Hätte sich Frau Walther direkt beim vorgeblichen Mandanten versichern können oder von dem Absender Auskunft erhalten können

Ich vermute: Nein. Die Anhaltspunkte für meine Vermutung lauten:

  • Am Donnerstag Nachmittag versuchte ich telefonisch beim DOSB Auskunft über das Schreiben zu erhalten.
  • Zwei Justitiare, an die ich zur Klärung dieses Themas nacheinander vermittelt wurde, konnten mir darüber keine Auskunft geben. Der eine Justitiar wusste überhaupt nichts von dem Vorgang, der zweite Justitiar hätte nachforschen müssen, konnte sich aber noch erinnern "…da ist etwas am Laufen".
  • Als zuständige Person, die mir Auskünfte geben könnte, wurde mir ein Anwalt genannt und mir dessen Telefonnummer zur Kontaktaufnahme gegeben.
  • Nach zunächst erfolglosen Versuchen (Anschluss besetzt, kann vorkommen) wurde mir von einer Gesprächspartnerin mitgeteilt, dass dieser Anwalt nicht da sei. Ein Kollege, ein anderer Rechtsanwalt, könne mir weiterhelfen. Er sei jedoch noch in einem Termin, nach welchem ich ihn erreichen könne.
  • Der Rechtsanwalt konnte mir dann später jedoch keine Auskunft geben, da er nach seinem Hinweis nicht der primäre Ansprechpartner war.
  • Dieser Rechtsanwalt verwies mich an den mir zuerst genannten Rechtsanwalt, der – wenn dies gewollt sei – Auskunft geben könne.
  • Ich erhielt den Hinweis, der zuständige Rechtsanwalt sei an diesem Tag nicht mehr im Haus: Ich möge doch in den nächsten Tagen erneut anrufen.

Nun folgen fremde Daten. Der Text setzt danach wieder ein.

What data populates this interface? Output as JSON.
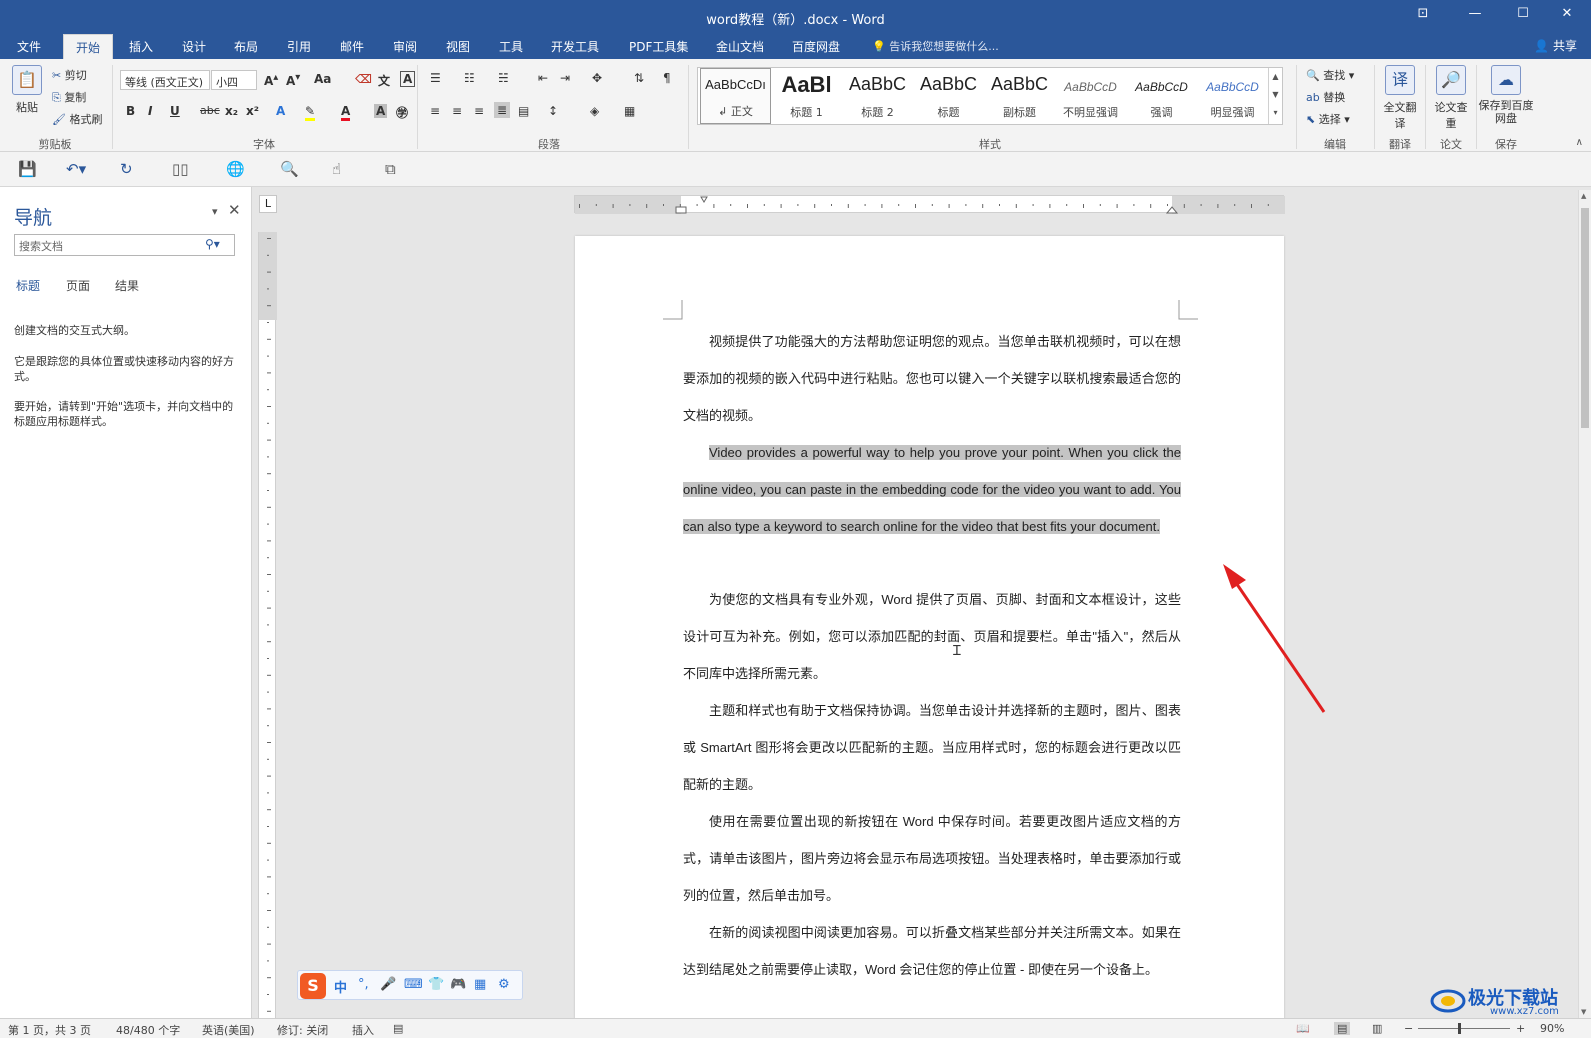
{
  "window": {
    "title": "word教程（新）.docx - Word",
    "controls": [
      "⊡",
      "—",
      "☐",
      "✕"
    ]
  },
  "tabs": [
    "文件",
    "开始",
    "插入",
    "设计",
    "布局",
    "引用",
    "邮件",
    "审阅",
    "视图",
    "工具",
    "开发工具",
    "PDF工具集",
    "金山文档",
    "百度网盘"
  ],
  "active_tab": "开始",
  "tellme": "告诉我您想要做什么...",
  "share": "共享",
  "ribbon": {
    "clipboard": {
      "paste": "粘贴",
      "cut": "剪切",
      "copy": "复制",
      "format_painter": "格式刷",
      "label": "剪贴板"
    },
    "font": {
      "name": "等线 (西文正文)",
      "size": "小四",
      "label": "字体"
    },
    "paragraph": {
      "label": "段落"
    },
    "styles": {
      "label": "样式",
      "items": [
        {
          "preview": "AaBbCcDı",
          "name": "↲ 正文"
        },
        {
          "preview": "AaBl",
          "name": "标题 1"
        },
        {
          "preview": "AaBbC",
          "name": "标题 2"
        },
        {
          "preview": "AaBbC",
          "name": "标题"
        },
        {
          "preview": "AaBbC",
          "name": "副标题"
        },
        {
          "preview": "AaBbCcD",
          "name": "不明显强调"
        },
        {
          "preview": "AaBbCcD",
          "name": "强调"
        },
        {
          "preview": "AaBbCcD",
          "name": "明显强调"
        }
      ]
    },
    "editing": {
      "find": "查找",
      "replace": "替换",
      "select": "选择",
      "label": "编辑"
    },
    "translate": {
      "btn": "全文翻译",
      "label": "翻译"
    },
    "paper": {
      "btn": "论文查重",
      "label": "论文"
    },
    "save": {
      "btn": "保存到百度网盘",
      "label": "保存"
    }
  },
  "nav": {
    "title": "导航",
    "search_placeholder": "搜索文档",
    "tabs": [
      "标题",
      "页面",
      "结果"
    ],
    "p1": "创建文档的交互式大纲。",
    "p2": "它是跟踪您的具体位置或快速移动内容的好方式。",
    "p3": "要开始，请转到\"开始\"选项卡，并向文档中的标题应用标题样式。"
  },
  "document": {
    "paragraphs": [
      "视频提供了功能强大的方法帮助您证明您的观点。当您单击联机视频时，可以在想要添加的视频的嵌入代码中进行粘贴。您也可以键入一个关键字以联机搜索最适合您的文档的视频。",
      "Video provides a powerful way to help you prove your point. When you click the online video, you can paste in the embedding code for the video you want to add. You can also type a keyword to search online for the video that best fits your document.",
      "为使您的文档具有专业外观，Word 提供了页眉、页脚、封面和文本框设计，这些设计可互为补充。例如，您可以添加匹配的封面、页眉和提要栏。单击\"插入\"，然后从不同库中选择所需元素。",
      "主题和样式也有助于文档保持协调。当您单击设计并选择新的主题时，图片、图表或 SmartArt 图形将会更改以匹配新的主题。当应用样式时，您的标题会进行更改以匹配新的主题。",
      "使用在需要位置出现的新按钮在 Word 中保存时间。若要更改图片适应文档的方式，请单击该图片，图片旁边将会显示布局选项按钮。当处理表格时，单击要添加行或列的位置，然后单击加号。",
      "在新的阅读视图中阅读更加容易。可以折叠文档某些部分并关注所需文本。如果在达到结尾处之前需要停止读取，Word 会记住您的停止位置 - 即使在另一个设备上。"
    ]
  },
  "ime": {
    "lang": "中"
  },
  "status": {
    "page": "第 1 页，共 3 页",
    "words": "48/480 个字",
    "lang": "英语(美国)",
    "track": "修订: 关闭",
    "mode": "插入",
    "zoom": "90%"
  },
  "watermark": {
    "name": "极光下载站",
    "url": "www.xz7.com"
  }
}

Deswegen glaube ich, dass ein Versuch der Kontaktaufnahme generell und auf dem direkten Weg im Besonderen nicht gerade erfolgversprechend gewesen wäre. Selbst mein Hinweis, ich sei ein Blogger und schreibe auch Artikel für eine Onlinezeitung, hat keine Glocken schrillen lassen.

Irgendwie hatte ich erwartet, dass der DOSB erkennen liesse Fehler gemacht zu haben. Das kam so (noch) nicht rüber. Aber offensichtlich weiß er noch nicht, welche Fehler vorhanden sind.

Was jetzt?

Der DOSB sollte an

  • seiner internen Kommunikation und seinen Zuständigkeiten. arbeiten.
  • seiner Kommunikation nach und mit außen arbeiten. 
  • seiner Krisenbewältigung arbeiten.

Die Stellungnahme von Michael Schirp war ein guter Schritt in die richtige Richtung. Aber es war nur ein kleiner Schritt, der noch nicht weit genug reichte.

Vielleicht war er auch nur deswegen noch nicht so weit, weil der Schritt schnell und unvorbereitet erfolgen musste.

Ich hatte gehofft, dass es am Freitag Abend ein für beide Seiten erfolgreiches Gespräch gegeben hätte. Deswegen hatte ich diesen Artikel auch eigentlich nicht schreiben wollen. Jedoch entschloss ich mich aufgrund Jörg Holzmüllers Kommentar bei Medienrauschen um 23:38 Uhr doch dazu:

Irgendwie scheinen andere bezüglich einer Annäherung mehr zu wissen als wir. Haben wir irgenwie nicht mitbekommen. 

Technorati Tags: Saftblog, DOSB, Abmahnung, Olympische Disziplin

Update (16.12.): Als ich den Artikel abschickte war es mittlerweile nach Mitternacht, daher stimmten die Zeitangaben ("gestern") nicht mehr. Wurde von mir (wie auch grammatikalische / Rechschreibfehler) korrigiert.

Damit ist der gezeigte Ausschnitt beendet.